Her mother rounded on her father. “My daughter is innocent,” she said. “She was mauled by this man—it was plain for everyone to see.”
“Oh, there definitely was something to see,” her father said, his gaze still fixed at the fire hissing on the grate. “Though I hear it wasn’t clear who was mauling whom—apparently, she leaned in.”
“Mr. Greenfield—we know nothing about that man …”
Now he faced them. “I told you, I have learned a few things,” he said. “He is at least as wealthy as the Astorp-Venables, and that is only to what he admits. He is nine-and-twenty years old. He is the illegitimate son …” He paused. Illegitimate. The word jarred like the sound of something precious smashing on the tiles. “The illegitimate son of a late Sir Murray,” he continued, “an estate owner in Argyll, though his stepfather gave him his name upon marrying the mother—as such, I’m uncertain why he felt the need to disclose his bastardy, but I assume he takes pleasure in adding insult to injury. His mother, also deceased, was in Sir Murray’s employ, I understand as a kitchen maid.”
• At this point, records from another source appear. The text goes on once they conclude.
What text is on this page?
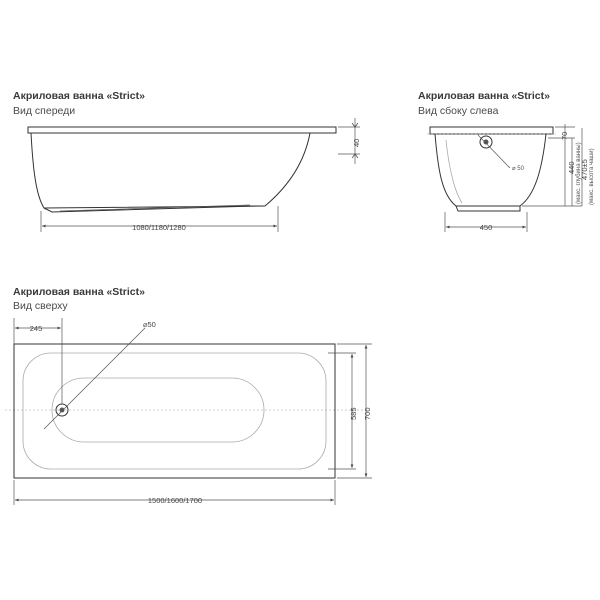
Акриловая ванна «Strict»
Вид спереди
1080/1180/1280
40
Акриловая ванна «Strict»
Вид сбоку слева
⌀ 50
450
70
440 (макс. глубина ванны)
470±5 (макс. высота чаши)
Акриловая ванна «Strict»
Вид сверху
⌀50
245
1500/1600/1700
585 700
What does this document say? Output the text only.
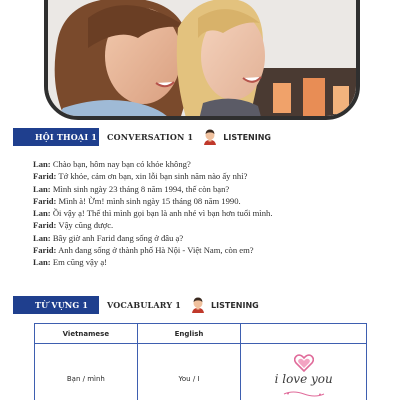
HỘI THOẠI 1 CONVERSATION 1	LISTENING
Lan: Chào bạn, hôm nay bạn có khỏe không?
Farid: Tớ khỏe, cảm ơn bạn, xin lỗi bạn sinh năm nào ấy nhỉ?
Lan: Mình sinh ngày 23 tháng 8 năm 1994, thế còn bạn?
Farid: Mình à! Ừm! mình sinh ngày 15 tháng 08 năm 1990.
Lan: Ồi vậy ạ! Thế thì mình gọi bạn là anh nhé vì bạn hơn tuổi mình.
Farid: Vậy cũng được.
Lan: Bây giờ anh Farid đang sống ở đâu ạ?
Farid: Anh đang sống ở thành phố Hà Nội - Việt Nam, còn em?
Lan: Em cũng vậy ạ!
TỪ VỰNG 1	VOCABULARY 1	LISTENING
Vietnamese	English	
Bạn / mình	You / I	i love you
“Illegitimate.” Her mother sat down hard on the chair. “Mr. Greenfield, how can you even contemplate such an absurdity?”
“Well, you announced to everyone that they were engaged all along.”
Engaged. Hattie saw that her parents’ lips and hands were moving, but not a sound reached her ears. She had missed that announcement in the aftermath, but now it was clear: they weren’t going to send her away. They were marrying her to Blackstone.
Her mother shot back to her feet. “I had to do something—everyone had seen it! These mirrors—they were like windows.”
“And you did the right thing, Adele.”
“I can’t abide it,” her mother said. “Harriet was to marry a peer—”
Her father threw up his hands. “Then she should have dallied with one—preferably in plain sight of the biggest gossipmongers of society.”
“He looks coarse and has a disagreeable disposition,” Adele cried, red in the face. “He will give her coarse-looking, disagreeable children!”